Before and after the day job, I finished All Quiet on the Western Front (spoiler alert: pretty much everyone dies) and started The Guns of August. I'd forgotten that all The Powers were pretty much expecting war from 1910 or so onwards; it was just a question of when.
Although I consider myself over-imaginative, I have trouble imagining the mindset that puts "natural" expansion of one's country over the lives of millions (like, twelve or so) human beings. Even though the Germans expected WWI to last only 39 days (literally: Schlieffen's war plan called for marching up the Champs Elysees on day 39) that's still no excuse for what followed.
How little we learn. The current Administration had a Sturm und Drang strategy too, right? But if it didn't work and there was resistance, there was no plan to deal with THAT, much less the rebuilding of a country and a society. I'd say that Dubya should have to read the bitterest of the war poetry - Sassoon, Owen, the free verse guy whose name I'm forgetting - in a jail cell somewhere until it sinks in. Would it ever?
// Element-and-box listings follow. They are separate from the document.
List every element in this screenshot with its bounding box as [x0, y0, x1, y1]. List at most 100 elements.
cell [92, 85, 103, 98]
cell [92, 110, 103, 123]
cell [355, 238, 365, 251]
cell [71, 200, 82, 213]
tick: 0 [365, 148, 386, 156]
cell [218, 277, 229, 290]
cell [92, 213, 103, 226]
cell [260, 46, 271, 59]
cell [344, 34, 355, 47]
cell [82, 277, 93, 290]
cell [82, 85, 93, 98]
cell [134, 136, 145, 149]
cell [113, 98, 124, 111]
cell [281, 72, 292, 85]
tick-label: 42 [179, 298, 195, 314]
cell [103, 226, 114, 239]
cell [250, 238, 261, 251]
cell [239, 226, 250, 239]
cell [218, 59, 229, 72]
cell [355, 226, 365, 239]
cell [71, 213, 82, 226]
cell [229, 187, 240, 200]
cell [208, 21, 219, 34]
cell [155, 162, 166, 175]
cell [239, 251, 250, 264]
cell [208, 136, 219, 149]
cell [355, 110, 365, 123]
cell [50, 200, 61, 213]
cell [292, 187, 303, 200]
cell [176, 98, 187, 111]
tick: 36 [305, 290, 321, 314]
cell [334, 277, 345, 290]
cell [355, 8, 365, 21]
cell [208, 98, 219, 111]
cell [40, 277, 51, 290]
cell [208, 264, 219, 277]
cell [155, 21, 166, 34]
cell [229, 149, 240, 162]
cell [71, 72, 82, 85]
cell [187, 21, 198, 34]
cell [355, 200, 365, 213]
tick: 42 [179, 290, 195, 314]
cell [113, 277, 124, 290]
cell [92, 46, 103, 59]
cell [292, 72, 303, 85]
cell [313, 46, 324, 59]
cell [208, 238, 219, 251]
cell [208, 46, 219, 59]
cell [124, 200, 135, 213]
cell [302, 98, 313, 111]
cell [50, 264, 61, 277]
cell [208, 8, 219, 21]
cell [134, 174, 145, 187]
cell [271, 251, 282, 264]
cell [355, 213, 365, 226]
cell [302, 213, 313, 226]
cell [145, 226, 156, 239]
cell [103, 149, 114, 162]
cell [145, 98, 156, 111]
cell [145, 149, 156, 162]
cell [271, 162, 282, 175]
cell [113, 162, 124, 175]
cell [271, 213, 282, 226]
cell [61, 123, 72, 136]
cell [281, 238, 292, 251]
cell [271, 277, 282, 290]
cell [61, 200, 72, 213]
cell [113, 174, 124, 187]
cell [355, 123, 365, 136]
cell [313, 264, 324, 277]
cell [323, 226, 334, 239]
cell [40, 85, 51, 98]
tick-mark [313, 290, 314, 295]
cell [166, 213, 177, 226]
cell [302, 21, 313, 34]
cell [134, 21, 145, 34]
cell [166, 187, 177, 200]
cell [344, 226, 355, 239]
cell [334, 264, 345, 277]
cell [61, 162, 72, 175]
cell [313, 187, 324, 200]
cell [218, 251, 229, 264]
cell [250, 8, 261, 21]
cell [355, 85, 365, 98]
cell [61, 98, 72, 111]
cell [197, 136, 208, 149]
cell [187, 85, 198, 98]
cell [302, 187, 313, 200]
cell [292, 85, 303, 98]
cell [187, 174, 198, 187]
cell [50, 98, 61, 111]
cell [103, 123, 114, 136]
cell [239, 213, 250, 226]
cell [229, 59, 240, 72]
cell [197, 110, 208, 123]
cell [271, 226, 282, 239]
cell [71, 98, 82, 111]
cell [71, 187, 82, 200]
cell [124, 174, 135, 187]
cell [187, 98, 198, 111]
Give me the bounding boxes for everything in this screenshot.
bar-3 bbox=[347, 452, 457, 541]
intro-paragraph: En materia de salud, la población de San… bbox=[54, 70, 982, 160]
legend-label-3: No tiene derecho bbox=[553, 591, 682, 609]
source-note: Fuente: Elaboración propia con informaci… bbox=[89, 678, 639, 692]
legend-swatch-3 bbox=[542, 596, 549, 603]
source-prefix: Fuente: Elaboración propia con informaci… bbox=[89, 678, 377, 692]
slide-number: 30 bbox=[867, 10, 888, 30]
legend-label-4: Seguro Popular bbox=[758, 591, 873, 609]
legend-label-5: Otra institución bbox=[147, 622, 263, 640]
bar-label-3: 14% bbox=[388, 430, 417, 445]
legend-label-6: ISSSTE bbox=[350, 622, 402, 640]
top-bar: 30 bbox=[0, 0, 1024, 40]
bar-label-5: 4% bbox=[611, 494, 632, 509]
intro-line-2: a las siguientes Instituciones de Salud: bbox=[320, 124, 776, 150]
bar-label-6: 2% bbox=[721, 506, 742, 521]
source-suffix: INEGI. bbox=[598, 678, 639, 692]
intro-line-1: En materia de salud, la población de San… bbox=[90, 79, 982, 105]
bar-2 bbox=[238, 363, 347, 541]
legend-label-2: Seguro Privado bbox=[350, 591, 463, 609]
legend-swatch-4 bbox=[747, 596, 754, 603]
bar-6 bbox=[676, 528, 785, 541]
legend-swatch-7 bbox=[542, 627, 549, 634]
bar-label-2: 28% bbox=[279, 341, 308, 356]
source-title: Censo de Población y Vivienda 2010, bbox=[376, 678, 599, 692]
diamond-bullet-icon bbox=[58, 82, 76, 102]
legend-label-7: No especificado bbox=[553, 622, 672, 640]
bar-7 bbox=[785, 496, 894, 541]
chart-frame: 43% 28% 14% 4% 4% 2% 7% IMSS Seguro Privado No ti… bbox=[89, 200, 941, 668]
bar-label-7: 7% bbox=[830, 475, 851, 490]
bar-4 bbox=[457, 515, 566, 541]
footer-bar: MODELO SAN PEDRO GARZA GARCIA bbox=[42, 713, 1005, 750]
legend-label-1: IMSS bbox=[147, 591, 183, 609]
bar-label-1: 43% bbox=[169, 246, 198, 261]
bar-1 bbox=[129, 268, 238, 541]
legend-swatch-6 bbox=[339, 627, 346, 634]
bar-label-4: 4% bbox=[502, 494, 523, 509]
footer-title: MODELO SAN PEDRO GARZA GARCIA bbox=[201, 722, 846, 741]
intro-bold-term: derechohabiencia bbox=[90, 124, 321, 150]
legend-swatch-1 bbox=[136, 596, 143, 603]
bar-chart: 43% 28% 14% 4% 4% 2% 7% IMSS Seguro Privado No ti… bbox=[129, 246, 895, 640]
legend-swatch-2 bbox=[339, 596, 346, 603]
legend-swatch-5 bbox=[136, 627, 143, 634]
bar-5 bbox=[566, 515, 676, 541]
Our seminar profs noted (in passing, but with bemusement) that those of us who spoke of trauma in our final presentations - the genocide in Rwanda, genocide in general, the devastation of cities such as Dresden - spoke poetically, as if normal academic speech was inappropriate to our purpose. It's going to be a huge challenge for me academically to find the right voice to speak forcefully but persuasively about the moral issues I care about in Geography. I think poetry is a good start - but it unsettles the older generation, who think of Geography as a science, with universal truths that can be extracted by tramping through fields (metaphorically), conducting inquiry according to the prescriptions of scientific method, and dispassionately writing up and publishing those results.